L'appuntamento è per domani a Sa Rodia. In palio c'è un biglietto per la fase interregionale

La formazione dei Fenicotteri – Foto Ufficio Stampa Asl di Oristano

Venerdì, 27 maggio 2022

La squadra di calcio a sette dei Fenicotteri – Casteddu for special, formazione del Centro di Salute mentale di Oristano che ha vinto numerose competizioni in campo nazionale e internazionale, giocherà domani, sabato 28 maggio, nel campi di Sa Rodia, a Oristano, per la finale del campionato regionale di Quarta Categoria, promosso dalla Figc attraverso la Divisione Calcio Paralimpico e Sperimentale. 

La squadra oristanese si contenderà il titolo di campione regionale con l’Assemini Calcio. I vincitori del torneo di domani giocheranno poi in Piemonte, nell’interregionale che si disputerà il 17 e 18 giugno prossimi, e che incoronerà i campioni che andranno alla finale nazionale di Coverciano, in Toscana.

I Fenicotteri sono stati “adottati” dal Cagliari Calcio per rappresentare, con la maglia dei Casteddu for Special, il club rossoblù nel campionato di Quarta Categoria. L’investitura ufficiale è avvenuta nel 2019, quando i giocatori oristanesi si erano aggiudicati l’ultimo torneo regionale, poi interrotto a causa del Covid.
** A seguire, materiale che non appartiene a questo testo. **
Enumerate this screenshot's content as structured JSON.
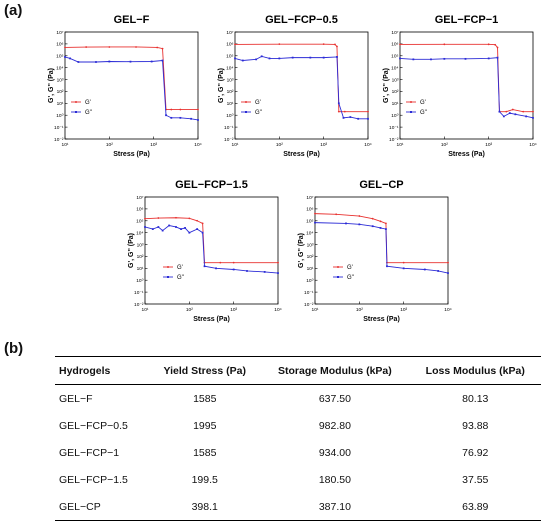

La vittoria era stata l’ultima di una serie di traguardi raggiunti dalla formazione di calcio del Csm, che da molti anni sperimenta sui campi lo sport come terapia e come strumento di inclusione sociale.
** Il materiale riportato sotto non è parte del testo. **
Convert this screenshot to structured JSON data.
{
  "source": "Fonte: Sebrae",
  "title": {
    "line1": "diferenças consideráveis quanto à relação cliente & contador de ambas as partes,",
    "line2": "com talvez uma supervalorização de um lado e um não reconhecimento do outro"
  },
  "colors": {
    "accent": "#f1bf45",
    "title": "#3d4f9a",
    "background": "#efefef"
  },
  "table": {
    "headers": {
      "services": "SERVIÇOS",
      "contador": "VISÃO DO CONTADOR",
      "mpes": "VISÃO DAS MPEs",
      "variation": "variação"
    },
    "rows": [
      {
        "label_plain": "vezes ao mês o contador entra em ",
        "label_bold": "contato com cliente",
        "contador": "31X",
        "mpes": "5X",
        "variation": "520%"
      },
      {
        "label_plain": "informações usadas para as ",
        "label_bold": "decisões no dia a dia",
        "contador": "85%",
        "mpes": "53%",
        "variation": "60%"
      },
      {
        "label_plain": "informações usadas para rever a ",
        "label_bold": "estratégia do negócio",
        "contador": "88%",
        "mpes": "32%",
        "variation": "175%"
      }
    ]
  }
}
Le manifestazioni sportive a cui atleti dei Fenicotteri hanno partecipato durante tutti questi anni sono state innumerevoli, dai Mondiali di calcio Crazy for football, esperienza da cui sono stati tratti un libro e un film, alla Nazionale Sarda.

Il torneo di Quarta Categoria, promosso dalla Figc per dare piena dignità di giocatori alle persone con disabilità intellettivo-relazionali, è un progetto accolto con entusiasmo dalla squadra dei Fenicotteri, che ha incentivato negli atleti la motivazione e l’impegno in tutte le fasi della preparazione atletica, psicologica e sociale, e si è tradotto in una maggiore capacità di integrazione, inclusione sociale, autodeterminazione per i giocatori.
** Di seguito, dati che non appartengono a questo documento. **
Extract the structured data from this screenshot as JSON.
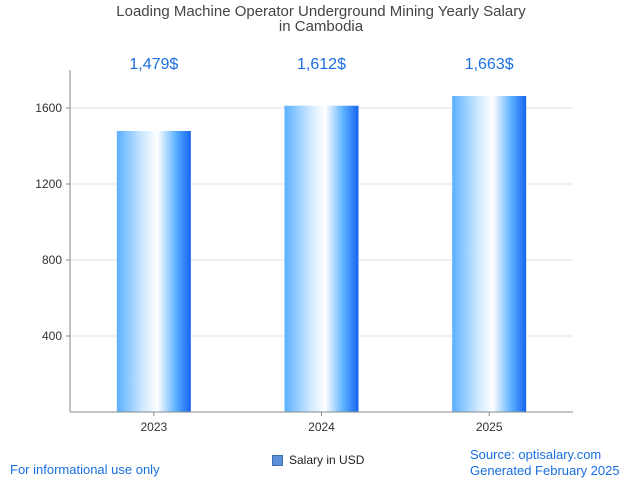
{
  "chart_data": {
    "type": "bar",
    "title_line1": "Loading Machine Operator Underground Mining Yearly Salary",
    "title_line2": "in Cambodia",
    "categories": [
      "2023",
      "2024",
      "2025"
    ],
    "series": [
      {
        "name": "Salary in USD",
        "values": [
          1479,
          1612,
          1663
        ]
      }
    ],
    "data_labels": [
      "1,479$",
      "1,612$",
      "1,663$"
    ],
    "y_ticks": [
      "400",
      "800",
      "1200",
      "1600"
    ],
    "ylim": [
      0,
      1800
    ],
    "grid": true,
    "legend_position": "bottom-center"
  },
  "colors": {
    "bar_light": "#cfe9ff",
    "bar_mid": "#5ab0ff",
    "bar_dark": "#1565f0",
    "label": "#1a6fe0",
    "grid": "#e2e2e2",
    "axis": "#888888"
  },
  "footer": {
    "info": "For informational use only",
    "source": "Source: optisalary.com",
    "generated": "Generated February 2025"
  }
}
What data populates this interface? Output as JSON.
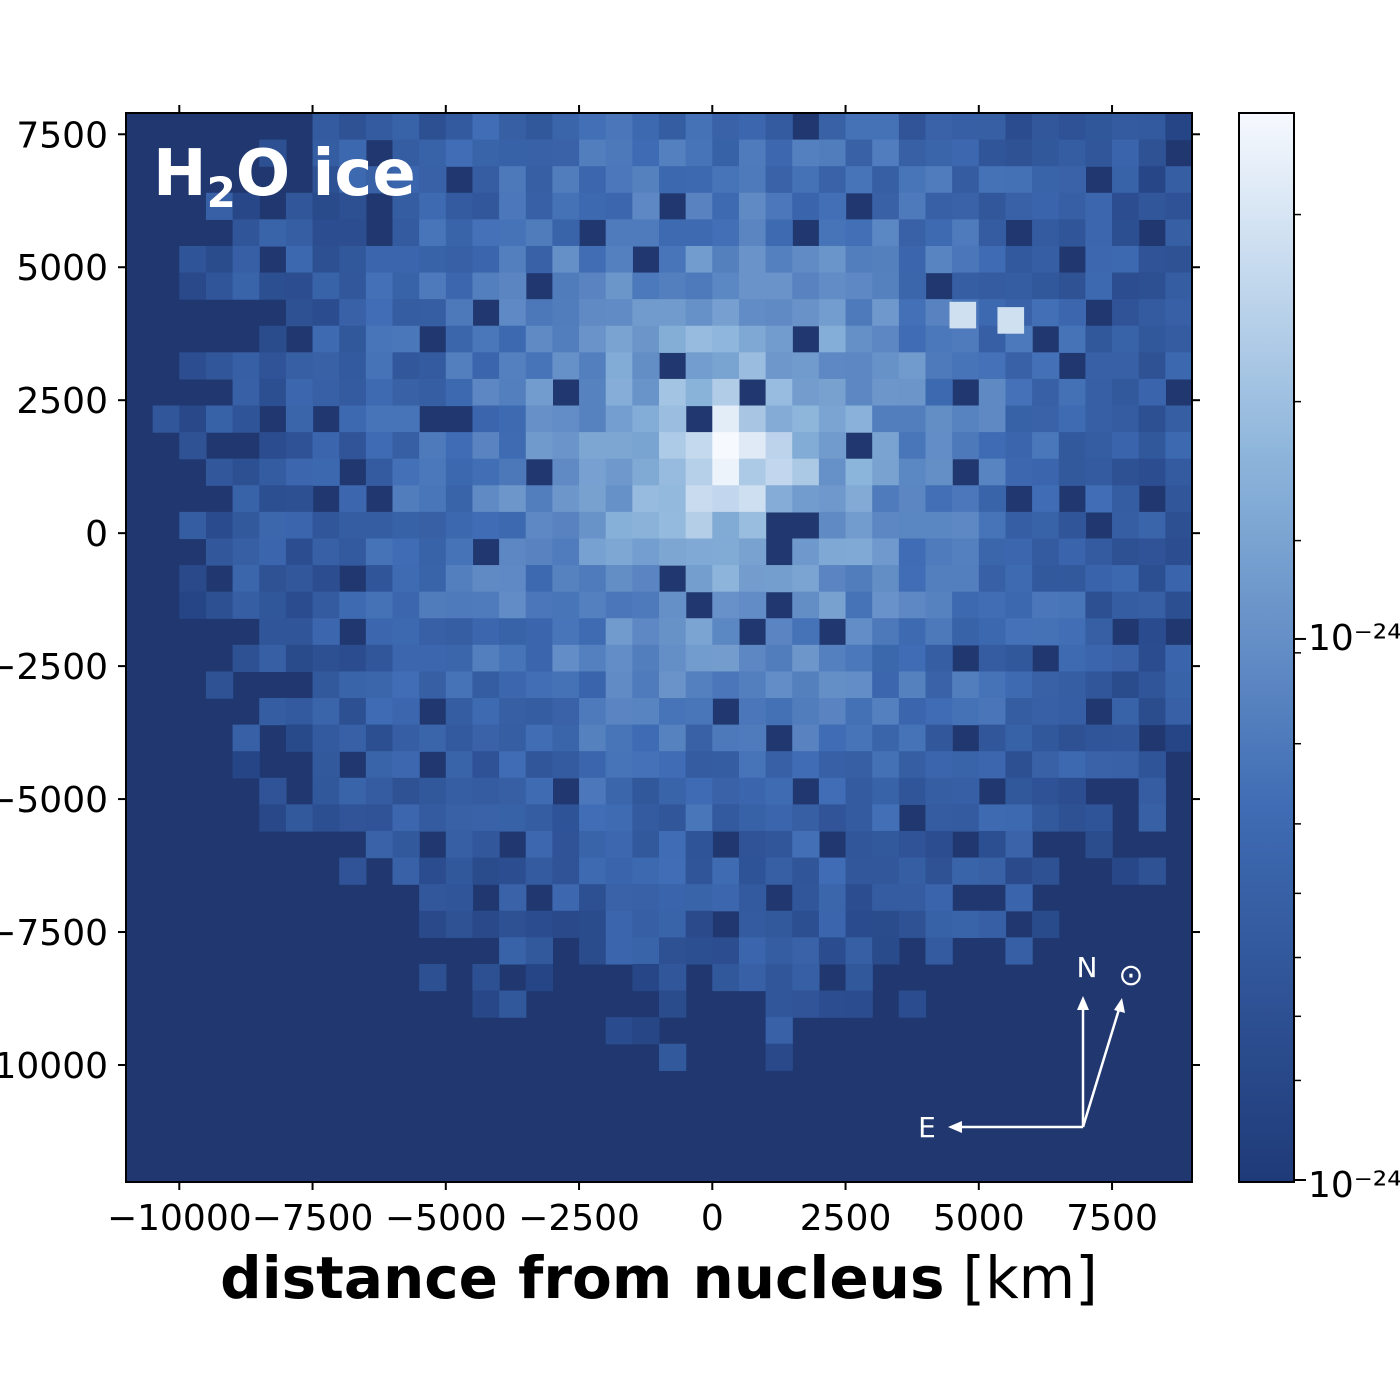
{
  "chart_data": {
    "type": "heatmap",
    "panel_label": {
      "main": "H",
      "subscript": "2",
      "rest": "O ice"
    },
    "xlabel": {
      "bold": "distance from nucleus",
      "unit": "[km]"
    },
    "ylabel": "",
    "xlim": [
      -11000,
      9000
    ],
    "ylim": [
      -12200,
      7900
    ],
    "x_ticks": [
      {
        "value": -10000,
        "label": "−10000"
      },
      {
        "value": -7500,
        "label": "−7500"
      },
      {
        "value": -5000,
        "label": "−5000"
      },
      {
        "value": -2500,
        "label": "−2500"
      },
      {
        "value": 0,
        "label": "0"
      },
      {
        "value": 2500,
        "label": "2500"
      },
      {
        "value": 5000,
        "label": "5000"
      },
      {
        "value": 7500,
        "label": "7500"
      }
    ],
    "y_ticks": [
      {
        "value": 7500,
        "label": "7500"
      },
      {
        "value": 5000,
        "label": "5000"
      },
      {
        "value": 2500,
        "label": "2500"
      },
      {
        "value": 0,
        "label": "0"
      },
      {
        "value": -2500,
        "label": "−2500"
      },
      {
        "value": -5000,
        "label": "−5000"
      },
      {
        "value": -7500,
        "label": "−7500"
      },
      {
        "value": -10000,
        "label": "−10000"
      }
    ],
    "grid": false,
    "pixel_size_km": 500,
    "peak_position_km": [
      300,
      0
    ],
    "bright_spots_km": [
      [
        4700,
        4100
      ],
      [
        5600,
        4000
      ]
    ],
    "colorbar": {
      "scale": "log",
      "colors": [
        "#1f3a78",
        "#3f6cb4",
        "#8db5db",
        "#f6f9fe"
      ],
      "background_color": "#20386f",
      "ticks": [
        {
          "label": "10⁻²⁴"
        },
        {
          "label": "10⁻²⁴"
        }
      ]
    },
    "compass": {
      "north_label": "N",
      "east_label": "E",
      "sun_symbol": "⊙"
    }
  }
}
“Il campo di calcio è diventato il luogo in cui il paziente compie il primo passo nel ricominciare a vivere con gli altri: persone che in qualche modo hanno smesso di rispettare le regole fuori dal campo a causa della patologia, sono riuscite ad accettare le regole del calcio e questo ha aperto spesso la strada a un completo recupero sociale”, spiegano gli operatori del Dipartimento di salute mentale e dipendenze. “Per i nostri ragazzi questa attività, che ha raggiunto livelli impensabili, rappresenta la speranza che nella vita i sogni si possano avverare, anche partendo da una condizione di svantaggio, grazie all’impegno e al lavoro di squadra”.